Amaranth Reaches Settlement in Natural Gas Class Action
Amaranth Advisors LLC, the hedge fund that collapsed in 2006 after losing $6.6 billion on natural gas trades, tentatively settled a class-action lawsuit in which it was accused of market manipulation.
U.S. District Judge Shira A. Scheindlin in Manhattan said in an order Oct. 5 that the parties in the case had reached an agreement. In August 2009, the Commodity Futures Trading Commission announced that Greenwich, Connecticut-based Amaranth paid $7.5 million to settle allegations that the hedge fund tried to manipulate natural gas futures three years earlier.
In April, the Federal Energy Regulatory Commission issued a $30 million civil penalty against Amaranth trader Brian Hunter, who was accused of manipulating the natural gas market in 2006.
Hunter’s attorney, Michael Kim, didn’t return calls seeking comment. Chris Lovell, an attorney for the plaintiffs at Lovell Stewart Halebian LLP in New York, and Stephen Senderowitz, a lawyer for Amaranth at Winston & Strawn LLP in Chicago, declined to comment. A hearing in the case is scheduled for Nov. 30.
The case is In Re Amaranth Natural Gas Commodities Litigation, 07-06377, U.S. District Court, Southern District of New York (Manhattan.)
For the latest verdict and settlement news, click here.
Noven Files Patent Suit Against Watson Over Daytrana Copy
Hisamitsu Pharmaceutical Co.’s Noven Pharmaceuticals unit sued Watson Pharmaceuticals Inc. to prevent it from selling a generic version of Daytrana, a skin patch for children with attention deficit disorder.
Watson is seeking U.S. Food and Drug Administration approval to sell a copy of Daytrana, according to the complaint filed yesterday in federal court in Newark, New Jersey. Miami-based Noven said the Watson version would infringe two patents and seeks a court order to prevent sales until the patents expire in 2018.
Under federal drug law, the filing of the lawsuit prevents the FDA from granting Watson final approval for 30 months unless a court rules in the generic-drug maker’s favor before then.

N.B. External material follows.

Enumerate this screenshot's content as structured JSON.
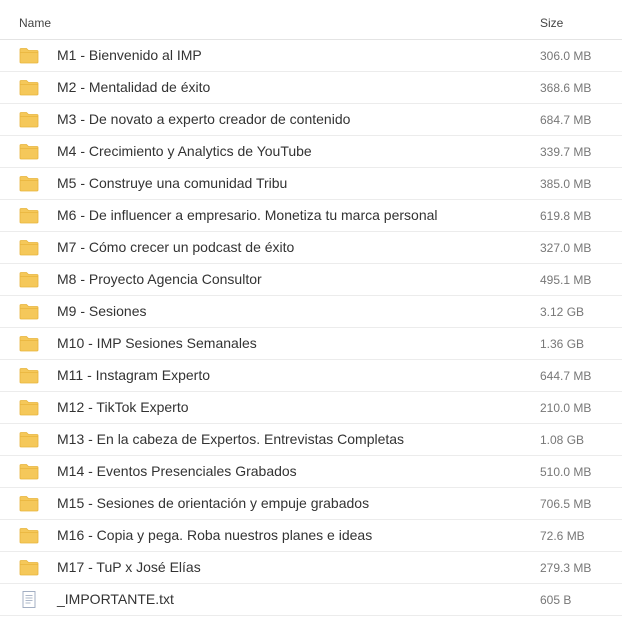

“We are challenging the patents on the product,” said Charlie Mayr, a spokesman for Parsippany, New Jersey-based Watson, in a phone interview. He declined to comment further.
The case is Noven Pharmaceuticals v. Watson Laboratories, U.S. District Court, District of New Jersey (Newark).
Law Firm News
Clifford Chance Boosts New York Practice With Three Hires
Clifford Chance LLP hired former Nixon Peabody partner Edward O’Callaghan and former prosecutors David Raskin and Christopher Morvillo in New York.
The moves will help Clifford Chance strengthen its white collar criminal defense, regulatory enforcement and government investigations group, the firm said yesterday in a statement.
“It’s a rare occurrence when three litigators the caliber of David, Chris and Ed agree to move from different organizations to form, and join, a terrific team,” David DiBari, head of Clifford Chance’s U.S. Litigation & Dispute Resolution practice, said in the statement.
All three new hires are former federal prosecutors. O’Callaghan, 42, led Nixon Peabody’s government investigations and white-collar defense group. Morvillo, 47, is a partner at the New York white-collar firm Morvillo, Abramowitz, Grand, Iason, Anello & Bohrer and the son of name partner Robert Morvillo. Raskin, 47, joins Clifford from the U.S. Attorney’s Office in Manhattan.